Displaying Tables & Plots Together Part 2: Adding Titles & Captions

Yesterday’s post about creating single page reports with tables and plots in the same display window got a lot of follow up questions and comments (which is great!). In particular, Lyle Danley brought up a good point that adding titles to these reports, while important, can sometimes be tricky with these types of displays. So, I decided to do a quick follow up to show how to add titles and captions to your reports (in case you want to point out some key things to your colleagues or the practitioners you are working with).

I’m going to use the exact same code as yesterday, so check out that article to see the general approach to building these reports. As always, all of the code for yesterday’s article and today’s are on my GITHUB page.

Review

Recall that yesterday we  constructed the below plot using both ggarrange() and the {patchwork} package.

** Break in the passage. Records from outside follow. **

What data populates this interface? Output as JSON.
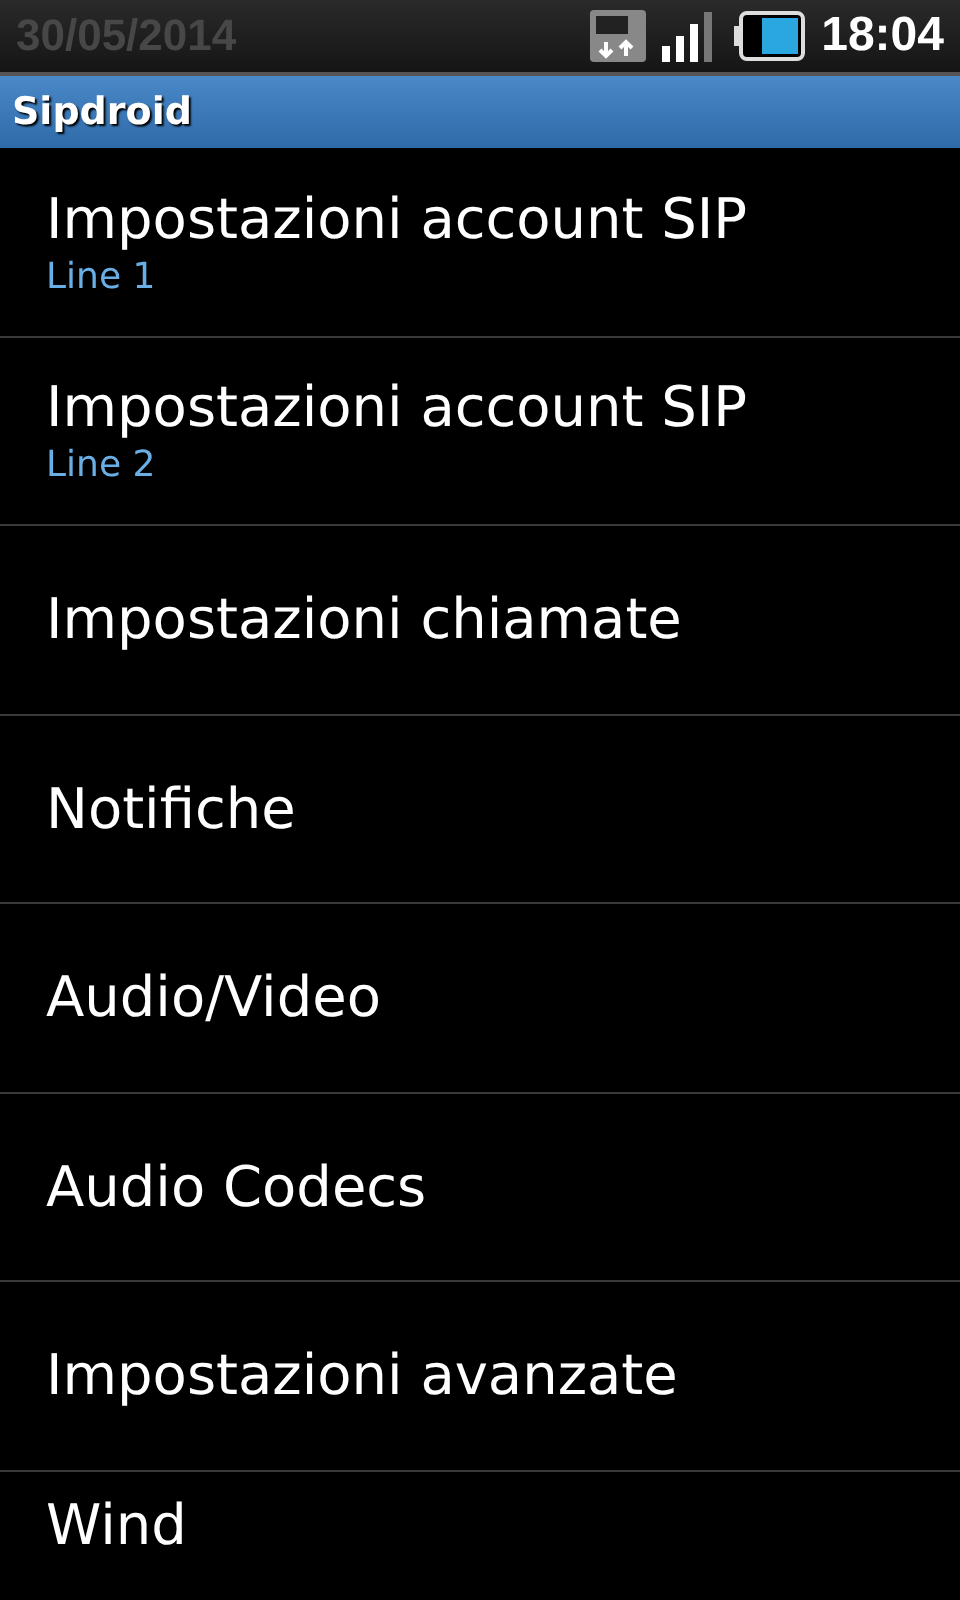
{
  "status_bar": {
    "date": "30/05/2014",
    "time": "18:04"
  },
  "title_bar": {
    "title": "Sipdroid"
  },
  "settings": [
    {
      "title": "Impostazioni account SIP",
      "summary": "Line 1"
    },
    {
      "title": "Impostazioni account SIP",
      "summary": "Line 2"
    },
    {
      "title": "Impostazioni chiamate"
    },
    {
      "title": "Notifiche"
    },
    {
      "title": "Audio/Video"
    },
    {
      "title": "Audio Codecs"
    },
    {
      "title": "Impostazioni avanzate"
    },
    {
      "title": "Wind"
    }
  ]
}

I’m going to use both approaches and add a title and a bullet point caption box in the bottom right.

Titles & Captions with ggarrange()

I wont rehash all of the code from yesterday, but the ggarrange() table that we created with was constructed with the following code.

## Build table into a nice ggtextable() to visualize it
tbl <- ggtexttable(fit, rows = NULL, theme = ttheme("blank")) %>%
  tab_add_hline(at.row = 1:2, row.side = "top", linewidth = 2) %>%
  tab_add_hline(at.row = 4, row.side = "bottom", linewidth = 3, linetype = 1)

To create a bullet point caption box I need to first create a string of text that I want to display, using the paste() function. I then wrap this text into the ggparagraph() function so that it can be appropriately displayed on the plot. Then, similar to yesterday, I use the ggarrange() function to put the two plots, the table, and the caption box, into a single canvas.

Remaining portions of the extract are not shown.